Abstract:
The prime goal of design and synthesis of Digital Signal Processing (DSP) algorithms
and architectures is to meet the throughput requirements of an application in a
hardware-economic fashion. Economics of hardware implementation includes an
improvement in resource utilization, and power consumption, in the context of widely
accepted application performance metrics, such as design throughput, spectral purity,
and algorithmic precision. DSP tasks are usually computationally intensive and
involve complex operations in real or pseudo-real-time. Choice of implementation
hardware platform thus depends upon application requirements such as minimum data
rate and signal fidelity keeping within the resource utilization and power consumption
budgets. Realization of such cost effective hardware systems requires use of several
complexity reduction methods and optimization techniques.

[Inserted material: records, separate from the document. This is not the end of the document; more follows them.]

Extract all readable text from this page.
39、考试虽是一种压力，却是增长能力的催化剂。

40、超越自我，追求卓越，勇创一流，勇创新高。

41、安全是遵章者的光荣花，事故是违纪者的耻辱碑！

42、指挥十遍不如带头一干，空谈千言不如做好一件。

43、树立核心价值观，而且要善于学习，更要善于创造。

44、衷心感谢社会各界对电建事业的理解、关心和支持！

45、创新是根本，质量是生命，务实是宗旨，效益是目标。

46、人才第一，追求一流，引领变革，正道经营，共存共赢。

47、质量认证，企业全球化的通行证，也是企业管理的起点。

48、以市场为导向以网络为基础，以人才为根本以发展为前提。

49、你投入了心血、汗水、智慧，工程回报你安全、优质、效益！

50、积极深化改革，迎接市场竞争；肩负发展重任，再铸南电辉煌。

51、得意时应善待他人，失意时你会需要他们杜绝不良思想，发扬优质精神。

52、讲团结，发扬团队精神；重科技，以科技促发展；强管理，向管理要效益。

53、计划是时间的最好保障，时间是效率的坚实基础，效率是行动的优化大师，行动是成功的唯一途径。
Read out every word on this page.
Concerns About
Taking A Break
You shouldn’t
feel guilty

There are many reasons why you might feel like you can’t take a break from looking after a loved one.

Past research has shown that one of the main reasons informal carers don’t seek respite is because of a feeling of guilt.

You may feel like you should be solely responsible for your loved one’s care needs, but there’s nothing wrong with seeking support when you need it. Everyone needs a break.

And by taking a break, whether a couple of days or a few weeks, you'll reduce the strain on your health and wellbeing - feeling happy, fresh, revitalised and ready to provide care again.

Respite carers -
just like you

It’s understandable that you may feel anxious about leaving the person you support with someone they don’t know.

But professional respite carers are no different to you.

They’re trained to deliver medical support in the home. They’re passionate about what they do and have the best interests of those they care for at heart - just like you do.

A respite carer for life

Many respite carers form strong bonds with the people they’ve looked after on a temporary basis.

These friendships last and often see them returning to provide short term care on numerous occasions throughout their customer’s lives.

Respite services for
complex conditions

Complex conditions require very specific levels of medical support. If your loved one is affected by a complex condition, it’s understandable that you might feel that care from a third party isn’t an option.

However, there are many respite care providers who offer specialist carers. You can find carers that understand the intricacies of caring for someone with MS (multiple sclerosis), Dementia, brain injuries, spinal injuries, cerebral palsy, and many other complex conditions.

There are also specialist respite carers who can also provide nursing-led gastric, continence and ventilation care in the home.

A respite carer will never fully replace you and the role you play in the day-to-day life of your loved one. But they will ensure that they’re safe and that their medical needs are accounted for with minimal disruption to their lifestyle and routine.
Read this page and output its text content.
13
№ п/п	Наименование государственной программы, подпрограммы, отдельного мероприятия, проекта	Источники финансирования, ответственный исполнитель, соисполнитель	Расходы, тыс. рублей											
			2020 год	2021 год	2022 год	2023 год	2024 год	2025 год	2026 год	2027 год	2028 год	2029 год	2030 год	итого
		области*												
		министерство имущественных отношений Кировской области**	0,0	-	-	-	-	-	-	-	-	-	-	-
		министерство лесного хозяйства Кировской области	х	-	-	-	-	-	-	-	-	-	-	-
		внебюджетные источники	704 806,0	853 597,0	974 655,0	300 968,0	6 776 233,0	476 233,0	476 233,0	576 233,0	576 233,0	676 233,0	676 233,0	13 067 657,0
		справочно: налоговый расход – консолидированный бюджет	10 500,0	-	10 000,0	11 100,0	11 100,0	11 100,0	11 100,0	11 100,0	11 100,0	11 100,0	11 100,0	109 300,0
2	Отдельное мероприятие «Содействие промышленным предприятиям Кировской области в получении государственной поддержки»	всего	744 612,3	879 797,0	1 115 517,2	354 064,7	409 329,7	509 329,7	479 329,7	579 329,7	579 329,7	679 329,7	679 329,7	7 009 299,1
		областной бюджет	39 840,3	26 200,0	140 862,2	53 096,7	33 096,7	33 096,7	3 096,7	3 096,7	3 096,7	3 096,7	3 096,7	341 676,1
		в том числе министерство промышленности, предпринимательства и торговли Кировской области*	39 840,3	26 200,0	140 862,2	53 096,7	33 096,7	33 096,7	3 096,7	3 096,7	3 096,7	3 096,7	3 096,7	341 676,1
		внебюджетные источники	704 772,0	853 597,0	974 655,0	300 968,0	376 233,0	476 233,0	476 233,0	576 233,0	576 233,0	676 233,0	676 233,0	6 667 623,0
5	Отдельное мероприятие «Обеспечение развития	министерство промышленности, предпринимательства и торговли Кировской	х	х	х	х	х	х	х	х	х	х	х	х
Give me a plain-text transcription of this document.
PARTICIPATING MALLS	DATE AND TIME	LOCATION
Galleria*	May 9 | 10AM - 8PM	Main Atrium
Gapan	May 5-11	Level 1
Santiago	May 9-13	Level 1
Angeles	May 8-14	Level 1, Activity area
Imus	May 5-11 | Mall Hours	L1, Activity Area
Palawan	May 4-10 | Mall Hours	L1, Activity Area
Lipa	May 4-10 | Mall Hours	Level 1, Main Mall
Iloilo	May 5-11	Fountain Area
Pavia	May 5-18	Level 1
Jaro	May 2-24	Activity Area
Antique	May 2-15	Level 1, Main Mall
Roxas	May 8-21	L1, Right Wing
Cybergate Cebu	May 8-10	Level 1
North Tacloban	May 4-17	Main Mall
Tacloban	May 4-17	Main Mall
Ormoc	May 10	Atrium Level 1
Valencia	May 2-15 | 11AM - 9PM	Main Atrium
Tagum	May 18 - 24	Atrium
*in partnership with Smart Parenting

Modern Field Programmable Gate Arrays (FPGAs) include complex slice
fabric, intricate routing architectures, large input lookup tables, and specialized
hardware blocks. Apart from the configurable logic blocks and routing structure
present in classical FPGAs, modern FPGAs have built-in computational blocks for
specialized functions. However, optimal system performance, in terms of clock speed,
device utilization ratio, and power consumption, can only be achieved with
meticulous and careful use of these advanced and specialized hardware resources.
Standardized design optimizations used in Application Specific Integrated Circuits
(ASICs) cannot be directly employed for algorithms to be implemented on FPGAs
because of the fixed layout and routing structure of FPGAs. Harnessing the power and
flexibility of FPGAs to their full potential to achieve requisite performance and
efficiency gains for these cutting-edge applications, necessitates development of
customized algorithmic and architectural optimizations.
This work concerns two major domains of DSP hardware implementations,
firstly, to gain performance enhancement by optimal mapping of digital designs onto
the FPGA hardware and secondly, to architect algorithmic transformations for
modifying the application architecture to the one more conformant to FPGA
implementation. Which in turn, involves the reduction of computational complexity
by reducing the number of multipliers and adders as well as achieving the higher data
rates through pipelining and efficient encoding.
vAdvanced optimizations and customizations for core DSP applications, such
as Finite Impulse Response (FIR) filters, Infinite Impulse Response (IIR) filters,
complex multipliers, various architectural transformations of multi-input adders,
Coordinate Rotation Digital Computer (CORDIC), and multi-rate interpolation and
decimation filter implementations have been proposed during the course of this work.
Furthermore, this thesis proposes novel design methodologies for generating
architectures for optimal mapping on these modern FPGAs containing specialized
computational blocks and hardware functional units. The new methods keep in
perspective the architectural peculiarities of the target FPGAs, and additionally, apply
transformations to achieve higher throughput. The resulting architectures have shown
substantial improvement over state of the art designs reported in literature.